Quasi ogni giorno le paperelle andavano a lezione, nei pressi dello stagno. L’istruttore papero rispettava e aiutava tutti i paperi e tutte le papere durante le sue lezioni. A volte organizzava delle partite di “passa la foglia in acqua”; venivano quindi formate due squadre, rigorosamente miste, e il gioco di squadra era al centro di ogni obiettivo. Alla fine vinceva… nessuna delle due squadre. Esatto, vinceva lo sport!
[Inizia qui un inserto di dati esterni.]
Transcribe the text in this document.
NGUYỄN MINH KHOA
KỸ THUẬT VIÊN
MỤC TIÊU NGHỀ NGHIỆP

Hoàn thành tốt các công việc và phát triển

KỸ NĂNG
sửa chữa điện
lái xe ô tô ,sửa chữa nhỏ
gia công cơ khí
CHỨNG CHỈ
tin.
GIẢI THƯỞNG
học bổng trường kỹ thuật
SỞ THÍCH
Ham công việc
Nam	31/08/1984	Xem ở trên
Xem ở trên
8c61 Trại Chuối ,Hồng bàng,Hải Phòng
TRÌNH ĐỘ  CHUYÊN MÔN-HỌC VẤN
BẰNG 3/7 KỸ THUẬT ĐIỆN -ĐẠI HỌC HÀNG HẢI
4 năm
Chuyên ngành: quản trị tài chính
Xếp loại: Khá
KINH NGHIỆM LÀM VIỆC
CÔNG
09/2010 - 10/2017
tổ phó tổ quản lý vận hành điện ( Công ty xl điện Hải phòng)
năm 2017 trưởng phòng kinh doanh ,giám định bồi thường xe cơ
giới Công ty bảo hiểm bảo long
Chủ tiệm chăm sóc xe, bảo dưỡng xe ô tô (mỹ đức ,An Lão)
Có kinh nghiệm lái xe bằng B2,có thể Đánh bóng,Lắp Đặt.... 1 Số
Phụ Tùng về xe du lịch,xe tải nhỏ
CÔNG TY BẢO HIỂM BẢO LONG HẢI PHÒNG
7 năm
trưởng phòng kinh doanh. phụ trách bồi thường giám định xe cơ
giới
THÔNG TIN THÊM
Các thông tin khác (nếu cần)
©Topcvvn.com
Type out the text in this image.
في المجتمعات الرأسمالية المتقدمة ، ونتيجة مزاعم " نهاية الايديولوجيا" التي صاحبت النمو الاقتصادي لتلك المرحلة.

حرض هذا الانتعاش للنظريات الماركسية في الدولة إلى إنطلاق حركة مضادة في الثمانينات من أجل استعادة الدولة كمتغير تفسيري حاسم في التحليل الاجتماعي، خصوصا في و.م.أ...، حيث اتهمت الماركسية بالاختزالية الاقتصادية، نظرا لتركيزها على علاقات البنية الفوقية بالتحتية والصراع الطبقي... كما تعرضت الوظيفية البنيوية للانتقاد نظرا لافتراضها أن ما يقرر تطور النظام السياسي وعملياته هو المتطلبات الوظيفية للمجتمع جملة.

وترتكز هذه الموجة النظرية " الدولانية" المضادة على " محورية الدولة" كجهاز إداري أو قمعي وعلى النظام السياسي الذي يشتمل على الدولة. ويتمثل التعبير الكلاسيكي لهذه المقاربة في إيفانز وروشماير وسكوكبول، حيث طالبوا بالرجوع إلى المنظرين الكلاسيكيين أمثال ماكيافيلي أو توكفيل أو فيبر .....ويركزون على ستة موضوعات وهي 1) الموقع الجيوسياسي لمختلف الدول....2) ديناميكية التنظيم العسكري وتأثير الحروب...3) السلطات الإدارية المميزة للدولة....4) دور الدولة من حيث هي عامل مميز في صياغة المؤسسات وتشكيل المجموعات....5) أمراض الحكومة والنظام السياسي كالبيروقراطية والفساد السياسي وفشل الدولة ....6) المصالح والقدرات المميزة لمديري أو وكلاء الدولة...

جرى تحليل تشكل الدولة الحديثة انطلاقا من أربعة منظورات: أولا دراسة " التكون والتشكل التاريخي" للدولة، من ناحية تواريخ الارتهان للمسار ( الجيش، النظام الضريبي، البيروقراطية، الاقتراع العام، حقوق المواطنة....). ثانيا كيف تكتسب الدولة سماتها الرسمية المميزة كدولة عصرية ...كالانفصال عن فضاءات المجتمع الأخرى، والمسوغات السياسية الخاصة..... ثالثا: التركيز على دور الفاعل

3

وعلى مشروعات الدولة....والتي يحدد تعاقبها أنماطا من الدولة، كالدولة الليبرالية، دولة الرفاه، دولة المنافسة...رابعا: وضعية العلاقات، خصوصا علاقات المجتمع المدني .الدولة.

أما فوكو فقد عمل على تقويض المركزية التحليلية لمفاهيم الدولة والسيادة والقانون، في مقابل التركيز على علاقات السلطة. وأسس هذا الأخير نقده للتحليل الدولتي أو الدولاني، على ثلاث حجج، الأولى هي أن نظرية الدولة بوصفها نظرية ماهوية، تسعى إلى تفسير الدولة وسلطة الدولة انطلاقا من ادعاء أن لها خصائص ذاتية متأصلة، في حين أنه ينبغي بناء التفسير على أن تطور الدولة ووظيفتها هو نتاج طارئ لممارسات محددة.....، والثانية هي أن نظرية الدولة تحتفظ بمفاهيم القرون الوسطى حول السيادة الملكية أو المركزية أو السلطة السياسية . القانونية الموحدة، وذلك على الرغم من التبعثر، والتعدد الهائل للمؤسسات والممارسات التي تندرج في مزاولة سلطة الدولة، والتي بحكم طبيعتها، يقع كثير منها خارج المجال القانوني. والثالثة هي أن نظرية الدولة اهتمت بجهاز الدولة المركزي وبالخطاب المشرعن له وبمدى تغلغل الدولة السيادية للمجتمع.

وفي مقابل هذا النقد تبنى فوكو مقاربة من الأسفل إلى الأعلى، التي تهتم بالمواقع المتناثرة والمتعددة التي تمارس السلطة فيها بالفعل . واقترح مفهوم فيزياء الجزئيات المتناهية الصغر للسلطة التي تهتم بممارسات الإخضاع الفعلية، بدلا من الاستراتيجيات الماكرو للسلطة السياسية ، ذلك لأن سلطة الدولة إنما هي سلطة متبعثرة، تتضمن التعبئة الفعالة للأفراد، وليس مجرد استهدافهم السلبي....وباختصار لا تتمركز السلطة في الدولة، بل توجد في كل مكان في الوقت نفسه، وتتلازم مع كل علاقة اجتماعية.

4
Quack!

Alla piccola paperella gialla sembrava di vivere in un paradiso anatide, dove nessuno soffriva ed era tutto equo, così come dovrebbe essere.

La gioiosa paperella non sapeva che tutto il mondo nel quale viveva si teneva retto grazie alla irreprensibile, in-quack-abile, politica papera. Sembrava una macchina perfetta dove nessuno doveva soccombere per l’altro, nella quale non c’era bisogno di donare parte della propria libertà e delle proprie penne a un ipotetico “Papierano”. Sia papere sia paperi facevano parte dell’attività politica. Quante femmine in percentuale ai maschi? E chi lo sa! A nessun papero sarebbe mai balzata in mente l’idea di contare una cosa del genere!

Quando uno dei tanti individui tra i paperi moriva, era una giornata triste, ma neanche troppo. Si sapeva che la vita aveva un termine e i paperi lo accettavano. Erano in perfetta armonia con la natura e il suo volere…

A questo punto, Brecht prese il foglio che stava scrivendo, un semplice abbozzo di una trama fantastica per una futura sceneggiatura e lo strappò. Dalla finestra sentiva delle urla.

Prese un nuovo foglio ed iniziò a scrivere…

Tempi dannati! È come se Chicago, la brava vecchia serva, la mattina, uscita per il latte e poi scoperto un buco nella tasca, ora cercasse i soldi nel tombino.